Upsert
Upsert is a commonly used operation, especially in CDC streaming use case.
However, it is not clearly defined in the SQL standard.
In TrinityLake, we assign a specific semantics to performing upsert against a managed table.
The operation means inserting or overwriting the value of a row given its primary key.
The ANSI-SQL standard uses the term MERGE
with a matching and non-matching condition to describe this operation,
and typically performs the operation in batch mode:
MERGE INTO my_table as t
USING rows_to_upsert as s
ON t.primary_key_col = s.primary_key_col
WHEN MATCHED THEN UPDATE SET *
WHEN NOT MATCHED THEN INSERT *
Because TrinityLake expects to support managed tables of multiple formats, the TrinitLake format itself would define an upsert mechanism that works across the formats.
Upsert with Watermark and Tombstone Keys
TrinityLake tables support primary-key based upsert operation through the definition of watermark and tombstone keys.
Watermark Key
The value of a watermark key represents the freshness of the specific row. The larger the watermark key value means the data is more fresh and should be used for read. A watermark key can be of any primitive data type. A null value of the watermark key is the smallest value compared to any non-null values. A user can define multiple watermark key columns, which we call a Composite Watermark Key
Tombstone Key
The value of a tombstone key represents if a specific row is marked as deleted. TrinityLake supports the following ways of expressions:
- If the key is a boolean type, and the value is
true
. - If the key is a string type (char or varchar),
tombstone_string_key_value
field of Table definition is defined, and the actual value is equal to one in definition. - If the key is a primitive type, and the value is not
NULL
.
There can only be one column used as a tombstone key. A composite tombstone key is not supported.
Writer Requirement
The writers will perform append-only operation of new rows for all write operations.
The watermark key should be populated with value to indicate how fresh the row is,
unless it is certain that the row does not exist in the past and in that case the watermark key can be NULL
.
For delete specifically, tombstone key should write:
true
if the key is a boolean- value of
tombstone_string_key_value
if the key is a string type (char or varchar) andtombstone_string_key_value
is defined - any arbitrary value of the specific primitive type
If there are other columns in the row that are not nullable, the writer can write arbitrary value in those columns to meet that requirement.
Reader Requirement
Reader should compare all the rows with the same primary key using the watermark key to derive the latest value of the row.

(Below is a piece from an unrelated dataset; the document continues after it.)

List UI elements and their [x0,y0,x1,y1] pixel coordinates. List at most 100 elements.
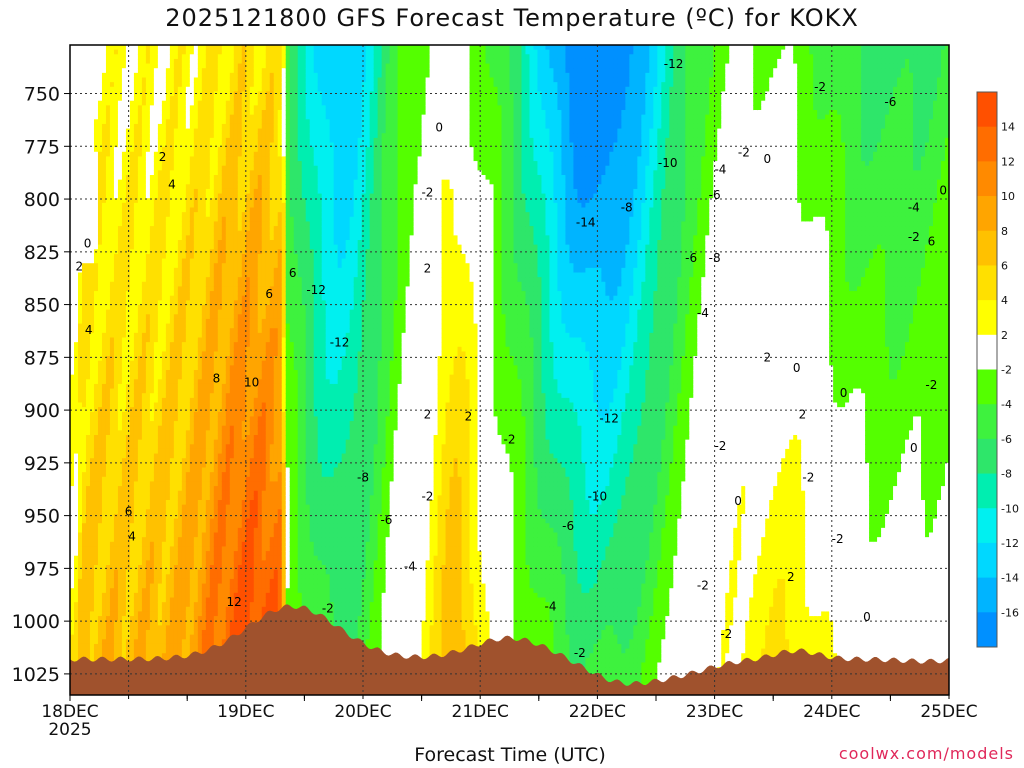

If the latest row has a tombstone key matching the expected expression, then the row should be considered as deleted.
For example, consider a table with primary key order_id(varchar)
, watermark key ts(timestamptz)
, and tombstone key deleted(boolean)
.
- If there are 2 rows
(order_id=1, ts=100)
and(order_id=1, ts=200)
, then during the merge read case,(order_id=1, ts=200)
will be the result returned by the reader and(order_id=1, ts=100)
will be discarded. - If there are 2 rows
(order_id=2, ts=100)
and(order_id=2, ts=200, deleted=true)
, then during the merge read case, row with(order_id=2)
will be considered as deleted.
This definition works for both managed, federated and external tables, as long as they provide the proper watermark and tombstone key definition.